The recently culminated London Olympics was a significant morale booster to Koreans. As is well known, Korean athletes won 13 gold medals and 28 medals in total, placing the country fifth and ninth, respectively, among the 204 participating countries. Team Korea exceeded its “10-10” goal, namely to place in the top 10 by winning 10 gold medals. This overachievement illustrates how crucial it is in Korean society to set and work toward a goal.

In a similar vein, Korea has become the only country to achieve both industrialization and democracy in just two generations. The so-called “Miracle of the Han River” became possible partly because of a well-designed economic development program.

Then, why did Korea stop setting economic goals for its future? The government has said that a five-year economic development plan, which was suspended in the early 1990s, is a practice only of socialist countries. Although the country may not need such an economic development program, it still needs a visionary national leader and dedicated technocrats capable of guiding the country.

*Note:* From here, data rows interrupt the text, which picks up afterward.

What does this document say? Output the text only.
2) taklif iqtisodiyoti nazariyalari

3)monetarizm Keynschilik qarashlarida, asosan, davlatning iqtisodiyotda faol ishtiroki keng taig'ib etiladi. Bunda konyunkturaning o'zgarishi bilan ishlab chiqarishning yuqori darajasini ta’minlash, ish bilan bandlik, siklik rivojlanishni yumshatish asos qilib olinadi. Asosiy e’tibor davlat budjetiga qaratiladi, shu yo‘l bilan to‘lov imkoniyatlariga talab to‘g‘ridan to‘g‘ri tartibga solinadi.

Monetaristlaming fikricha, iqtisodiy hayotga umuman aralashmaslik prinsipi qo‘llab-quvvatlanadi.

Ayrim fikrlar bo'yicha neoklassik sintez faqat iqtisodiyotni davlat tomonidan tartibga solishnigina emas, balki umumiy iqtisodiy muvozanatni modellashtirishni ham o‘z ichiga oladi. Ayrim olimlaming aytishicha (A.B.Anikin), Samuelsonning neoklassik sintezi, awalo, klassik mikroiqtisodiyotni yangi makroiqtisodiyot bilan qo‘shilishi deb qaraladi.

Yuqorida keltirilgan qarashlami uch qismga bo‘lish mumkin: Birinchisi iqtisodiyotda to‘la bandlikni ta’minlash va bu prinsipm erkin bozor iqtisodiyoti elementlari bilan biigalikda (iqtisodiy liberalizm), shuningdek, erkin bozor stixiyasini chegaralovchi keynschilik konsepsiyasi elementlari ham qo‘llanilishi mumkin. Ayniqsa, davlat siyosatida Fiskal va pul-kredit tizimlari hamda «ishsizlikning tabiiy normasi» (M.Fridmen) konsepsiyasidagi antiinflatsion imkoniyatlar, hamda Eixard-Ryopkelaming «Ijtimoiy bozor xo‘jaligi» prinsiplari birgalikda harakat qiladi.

Korea has lost sight of the long-term strategy that served its economy well for the past six decades. Instead, recent presidents have gone off on ad hoc economic adventures. They struggled to chart short-term tactics.

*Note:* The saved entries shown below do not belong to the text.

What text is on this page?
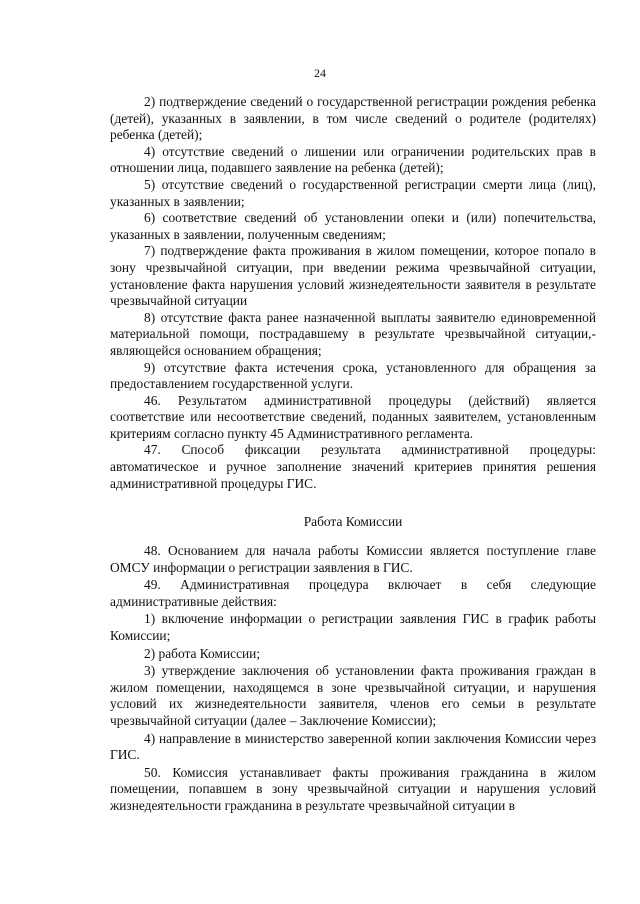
24

2) подтверждение сведений о государственной регистрации рождения ребенка (детей), указанных в заявлении, в том числе сведений о родителе (родителях) ребенка (детей);

4) отсутствие сведений о лишении или ограничении родительских прав в отношении лица, подавшего заявление на ребенка (детей);

5) отсутствие сведений о государственной регистрации смерти лица (лиц), указанных в заявлении;

6) соответствие сведений об установлении опеки и (или) попечительства, указанных в заявлении, полученным сведениям;

7) подтверждение факта проживания в жилом помещении, которое попало в зону чрезвычайной ситуации, при введении режима чрезвычайной ситуации, установление факта нарушения условий жизнедеятельности заявителя в результате чрезвычайной ситуации

8) отсутствие факта ранее назначенной выплаты заявителю единовременной материальной помощи, пострадавшему в результате чрезвычайной ситуации,-являющейся основанием обращения;

9) отсутствие факта истечения срока, установленного для обращения за предоставлением государственной услуги.

46. Результатом административной процедуры (действий) является соответствие или несоответствие сведений, поданных заявителем, установленным критериям согласно пункту 45 Административного регламента.

47. Способ фиксации результата административной процедуры: автоматическое и ручное заполнение значений критериев принятия решения административной процедуры ГИС.

Работа Комиссии

48. Основанием для начала работы Комиссии является поступление главе ОМСУ информации о регистрации заявления в ГИС.

49. Административная процедура включает в себя следующие административные действия:

1) включение информации о регистрации заявления ГИС в график работы Комиссии;

2) работа Комиссии;

3) утверждение заключения об установлении факта проживания граждан в жилом помещении, находящемся в зоне чрезвычайной ситуации, и нарушения условий их жизнедеятельности заявителя, членов его семьи в результате чрезвычайной ситуации (далее – Заключение Комиссии);

4) направление в министерство заверенной копии заключения Комиссии через ГИС.

50. Комиссия устанавливает факты проживания гражданина в жилом помещении, попавшем в зону чрезвычайной ситуации и нарушения условий жизнедеятельности гражданина в результате чрезвычайной ситуации в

The three leading presidential candidates — conservative Park Geun-hye and liberals Moon Jae-in and Ahn Cheol-soo — competitively vow to tame conglomerates and expand welfare. Yet none of them have outlined their visions for the nation’s long-term growth. They are in a negative campaign mode. They still believe that the president should exercise his or her discretionary power to isolate the strong and the recalcitrant.

According to Song Byoung-jun, president of the Korea Institute for Industrial Economics and Trade, Korea needs to manage its economy well; otherwise, it will fall from 12th to 20th place in terms of GDP. Indeed, instead of trumpeting the nation’s credit-rating upgrade and blaming Korea’s anemic economy on the EU crisis, Korean policymakers should chart plans to reverse the structural economic downturn.

Chae Wook, president of the Korea Institute for International Economic Policy, said that solutions must be long-term, consistent and fundamental: “A stopgap stimulus package will only distort the economy. A bold deregulation of the unproductive and underutilized services market is needed in order to stimulate domestic demand.” Meanwhile, Hyundai Research Institute President Kim Joo-hyun identified the overleveraged household debt, the moribund housing-market slump and sluggish corporate investment as areas for immediate policy attention.

Whoever wins the presidency will face a tough time as he or she will take an oath next February — a time when the economy is predicted to be at its lowest point. One of his or her more significant challenges is the lack of short-term magic solution to the economic inertia. As long as the public debate focuses on egalitarianism, the next administration will have few tools to stimulate the economy.

Korea needs a long-term solution for its long-term sustainable growth, but the people will be clamoring to see an immediate, dramatic breakthrough. This public impatience will be a dilemma for the next president.

Without an annual growth of 5.6 percent, Korea would never overtake Japan’s economy. Without hiking the birth rate up to 2.1, the economy will lose its vitality and head for a downward path.